Already the AgriLife Research program out of Lubbock has released four inbred lines of corn and numerous others are in the process for release, he said.

"The new multiple-stress-tolerant corn lines can be used to produce corn hybrids adapted to Texas and other southern states," Xu said. "They can be a powerful tool to save water and produce crops with yield and grain quality under stressful environments."

The research station at Etter is one of three test sites in Xu's program. The others are located at Halfway and Lubbock.

About 500 hybrids are being evaluated this year for either grain yield or silage yield and quality, he said.

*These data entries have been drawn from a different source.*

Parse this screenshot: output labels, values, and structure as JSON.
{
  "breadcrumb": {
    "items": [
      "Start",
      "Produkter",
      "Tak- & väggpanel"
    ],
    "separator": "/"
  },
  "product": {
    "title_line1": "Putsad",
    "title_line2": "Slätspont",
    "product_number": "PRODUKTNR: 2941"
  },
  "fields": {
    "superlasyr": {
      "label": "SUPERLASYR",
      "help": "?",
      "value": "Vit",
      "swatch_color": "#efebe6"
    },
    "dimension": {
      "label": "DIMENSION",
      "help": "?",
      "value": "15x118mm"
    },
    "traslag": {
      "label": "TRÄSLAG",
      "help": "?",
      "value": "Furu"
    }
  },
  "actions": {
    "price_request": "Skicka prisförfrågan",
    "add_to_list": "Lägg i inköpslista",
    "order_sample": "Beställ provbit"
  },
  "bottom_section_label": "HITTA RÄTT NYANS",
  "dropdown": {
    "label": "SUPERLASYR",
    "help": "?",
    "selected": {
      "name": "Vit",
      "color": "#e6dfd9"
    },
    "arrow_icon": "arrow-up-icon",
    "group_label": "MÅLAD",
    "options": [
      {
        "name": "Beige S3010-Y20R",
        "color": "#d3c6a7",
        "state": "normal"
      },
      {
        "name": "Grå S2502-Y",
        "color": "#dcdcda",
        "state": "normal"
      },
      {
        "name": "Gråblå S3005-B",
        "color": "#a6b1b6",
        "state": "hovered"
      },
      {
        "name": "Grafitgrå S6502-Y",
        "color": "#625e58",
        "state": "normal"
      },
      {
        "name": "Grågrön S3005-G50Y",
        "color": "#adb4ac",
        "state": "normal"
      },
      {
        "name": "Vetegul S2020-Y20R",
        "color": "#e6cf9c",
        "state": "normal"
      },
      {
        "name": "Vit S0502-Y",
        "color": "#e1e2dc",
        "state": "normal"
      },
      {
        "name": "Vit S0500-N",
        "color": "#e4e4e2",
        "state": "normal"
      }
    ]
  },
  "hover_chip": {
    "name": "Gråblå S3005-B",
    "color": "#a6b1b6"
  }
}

Xu said there has been an increasing demand for silage corn in the Texas High Plains, and producers need new hybrids adapted to the local environment. Corn produced in the U.S. is primarily based on two races of maize, but there are more than 250 races identified around the world, Xu said.

"Most of our breeding efforts start by crossing tropical corn with temperate elite lines," he said. "Then we select for desirable traits to broaden genetic diversity and introduce useful genes from exotic corn to improve stress tolerance, agronomic productivity, disease resistance, insect resistance and value-added grain characteristics."

Xu said some of the experimental hybrids they are working with have produced the same silage yield under irrigation equalling 75 percent evapotranspiration as with 100 percent evapotranspiration irrigation.

Evapotranspiration is the loss of water from the soil both by evaporation and by transpiration from the plants, and is reported on a daily basis through the Texas High Plains Evapotranspiration Network ( http://txhighplainset.tamu.edu/ ).

Bruce Spinhirne, AgriLife Research associate based in Lubbock, said they reduced the irrigation on a few hybrids by 50 percent and had a severe yield and quality limitation, so they followed that by the 75 percent water application.

Those results are due in part to the use of stored moisture in the soil profile, Spinhirne said.

"At 75 percent (evapotranspiration), you have 3 to 4 inches of available moisture that is used, where if you are watering at 100 percent, it is wasted," he said.

The average silage yield of 20 corn hybrids at two locations (Etter and Halfway) was 26.84 tons per acre under 75 percent evapotranspiration irrigation, just slightly lower than the 27.49 tons per acre under 100 percent evapotranpiration irrigation, Spinhirne said.

However, he said, there were significant differences among hybrids in each environment.

"One of our experimental hybrids produced the same amount of silage in both locations when irrigation was reduced from 100 percent to 75 percent," Spinhirne said.

"Developing and using new corn hybrids with improved tolerance to drought and other stresses is important and a viable water-saving approach," he said.